Voxx sketched out most of “I’m Okay, Please Stop Asking” a year before the band began recording. In the beginning of the songwriting process, Voxx sent songs with the vocal melody with background vocals accompanied by a sketch on the guitar or keys to the band members. As they listened, the Sad Lads changed and added elements to the song.

The band recorded the drums in a studio and then retreated to “our own home studio caves” to record their parts, Boshart and Ih said.

“We built it up in a style that we thought, ‘Oh, that’d be like, novel for what Ari was doing here,’ or ‘This would be interesting and would gel well with what Ari was trying to do here,’” Boshart said.

Ih’s favorite tracks are “Lucid” and “Playing Pretend,” while Voxx’s are “Black Grass” and “I’m Not Okay.”

“We’re post-music,” Voxx joked, but the band draws inspiration from the Cocteau Twins, Imogen Heap, and Frou Frou.

“The reason that Ari and I gelled in the first place was kind of our love of Cocteau Twins,” Boshart said.

Earlier this year, Voxx had a residency at U Street’s iconic venue DC9, where the band put on a Halloween cover show.

“They let us have run of the venue,” Boshart said. “They let us use their projector, they let us set up a tarot card reading station in the green room. They let us decorate the venue ourselves. They really let us make it feel like it was our event that we were throwing rather than just the band that sound checks, shows up and plays.”

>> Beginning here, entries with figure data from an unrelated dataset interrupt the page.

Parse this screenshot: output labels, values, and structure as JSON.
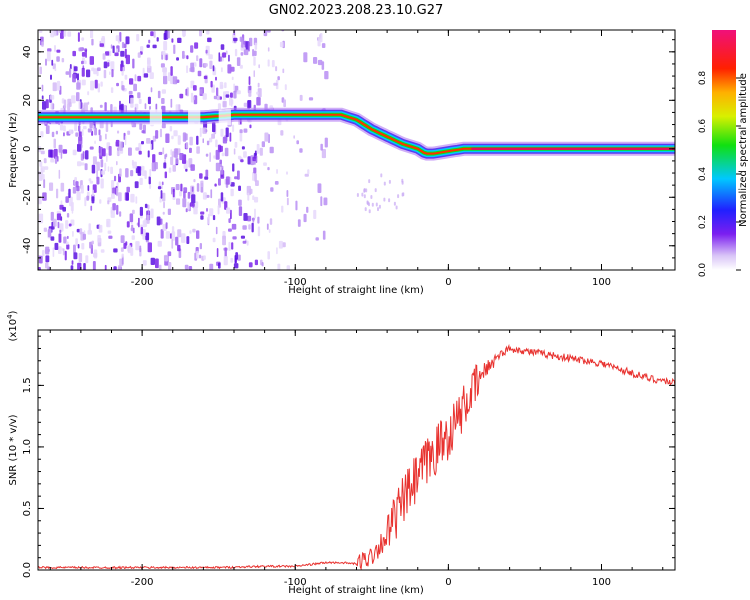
{
  "title": "GN02.2023.208.23.10.G27",
  "chart_data": [
    {
      "type": "heatmap",
      "xlabel": "Height of straight line (km)",
      "ylabel": "Frequency (Hz)",
      "xlim": [
        -268,
        148
      ],
      "ylim": [
        -50,
        49
      ],
      "x_ticks": [
        -200,
        -100,
        0,
        100
      ],
      "y_ticks": [
        -40,
        -20,
        0,
        20,
        40
      ],
      "ridge": {
        "x": [
          -268,
          -190,
          -160,
          -140,
          -120,
          -100,
          -80,
          -70,
          -60,
          -50,
          -40,
          -30,
          -20,
          -15,
          -10,
          0,
          10,
          50,
          100,
          148
        ],
        "y": [
          13,
          13,
          13,
          14,
          14,
          14,
          14,
          14,
          12,
          8,
          5,
          2,
          0,
          -2,
          -2,
          -1,
          0,
          0,
          0,
          0
        ]
      },
      "colorbar": {
        "label": "Normalized spectral amplitude",
        "range": [
          0.0,
          1.0
        ],
        "ticks": [
          0.0,
          0.2,
          0.4,
          0.6,
          0.8
        ],
        "tick_labels": [
          "0.0",
          "0.2",
          "0.4",
          "0.6",
          "0.8"
        ]
      },
      "grid": false
    },
    {
      "type": "line",
      "xlabel": "Height of straight line (km)",
      "ylabel": "SNR (10 * v/v)",
      "multiplier_label": "(x10",
      "multiplier_exp": "4",
      "multiplier_close": ")",
      "xlim": [
        -268,
        148
      ],
      "ylim": [
        0,
        1.95
      ],
      "x_ticks": [
        -200,
        -100,
        0,
        100
      ],
      "y_ticks": [
        0.0,
        0.5,
        1.0,
        1.5
      ],
      "y_tick_labels": [
        "0.0",
        "0.5",
        "1.0",
        "1.5"
      ],
      "series": [
        {
          "color": "#e8322f",
          "x": [
            -268,
            -200,
            -150,
            -120,
            -100,
            -80,
            -70,
            -60,
            -50,
            -40,
            -30,
            -20,
            -10,
            0,
            10,
            20,
            30,
            40,
            50,
            60,
            70,
            80,
            90,
            100,
            110,
            120,
            130,
            140,
            148
          ],
          "y": [
            0.02,
            0.02,
            0.02,
            0.03,
            0.03,
            0.06,
            0.06,
            0.05,
            0.12,
            0.28,
            0.55,
            0.75,
            0.95,
            1.1,
            1.32,
            1.55,
            1.72,
            1.8,
            1.78,
            1.76,
            1.74,
            1.72,
            1.7,
            1.68,
            1.64,
            1.6,
            1.56,
            1.54,
            1.52
          ]
        }
      ],
      "grid": false
    }
  ]
}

DC9 is the band’s favorite venue in the district.

Boshart said that compared to New York, “D.C.’s music community feels like a community. People are hustling for good gigs and they’re hustling to meet really interesting people. But it’s not this scarcity mentality where like, if you’re playing, then somebody else can’t play.”

“D.C., it’s a city, but it kind of feels more like a small town,” Voxx reflected. In the music community, everybody knows everybody. “People pretty much uplift each other for the most part whenever they can.”

“I just want to create a world, a community, a multiverse of little sad weirdos like me,” Voxx said. “You don’t need words to convey feeling and emotion and connection with people. Just like transporting yourself into another world where like, everything’s okay, you can be who you are. It could be dreamy and weird and pink.”

The next album will be called “The Creature From the Pink Lagoon.” It will be horror themed, electronic and “a little more dancey,” Voxx said. “You’ll just have to see.”